Increasingly, all technology news sounds like:

"X: a blazingly fast X built on top of {something I vaguely thought did X}"

dang · on May 16, 2019

"Please don't post shallow dismissals, especially of other people's work. A good critical comment teaches us something."

https://news.ycombinator.com/newsguidelines.html

colechristensen · on May 16, 2019

Hermes seems to wrap Kafka with HTTP to make integrating it simpler (and I think less robust).

ravenstine · on May 16, 2019

Don't forget "modern".

exabrial · on May 16, 2019

Ironically: Hermes was the name of a JMS user interface/testing tool.

codeduck · on May 16, 2019

It's also the name of a hilariously bad courier in the UK - so bad in fact that most people call it Herpes instead.

vowelless · on May 16, 2019

It’s also the name of a bureaucrat on a certain tv show.

chimen · on May 16, 2019

curiously, nobody mentions the clothing designer :)

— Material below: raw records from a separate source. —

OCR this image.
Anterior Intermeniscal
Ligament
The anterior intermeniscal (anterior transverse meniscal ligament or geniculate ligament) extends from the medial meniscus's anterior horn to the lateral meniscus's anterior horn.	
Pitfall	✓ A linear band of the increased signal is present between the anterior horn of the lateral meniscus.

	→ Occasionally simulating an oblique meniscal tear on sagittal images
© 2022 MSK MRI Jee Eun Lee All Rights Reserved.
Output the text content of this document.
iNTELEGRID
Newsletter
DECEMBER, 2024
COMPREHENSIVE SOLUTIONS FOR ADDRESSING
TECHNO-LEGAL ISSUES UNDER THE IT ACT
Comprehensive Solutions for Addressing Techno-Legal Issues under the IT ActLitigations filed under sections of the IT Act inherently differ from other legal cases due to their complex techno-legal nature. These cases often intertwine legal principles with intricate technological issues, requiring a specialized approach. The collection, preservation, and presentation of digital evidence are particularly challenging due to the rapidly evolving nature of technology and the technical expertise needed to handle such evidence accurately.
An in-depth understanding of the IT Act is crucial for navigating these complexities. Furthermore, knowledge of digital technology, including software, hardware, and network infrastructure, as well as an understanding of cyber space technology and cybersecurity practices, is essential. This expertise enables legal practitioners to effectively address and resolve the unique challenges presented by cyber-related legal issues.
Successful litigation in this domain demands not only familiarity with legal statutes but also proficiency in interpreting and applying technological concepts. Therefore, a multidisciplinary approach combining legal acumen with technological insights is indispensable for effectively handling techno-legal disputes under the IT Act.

user5994461 · on May 17, 2019

thought it was a handbag designer.

fwip · on May 16, 2019

I think it's more a case of the same inspiration (Hermes, the Greek messenger of the gods) than irony.

KaiserPro · on May 17, 2019

also the god of thievery and tricksters.

RickJWagner · on May 17, 2019

My thoughts exactly. (I immediately remembered the old-time JMS UI. I think it was on SourceForge.)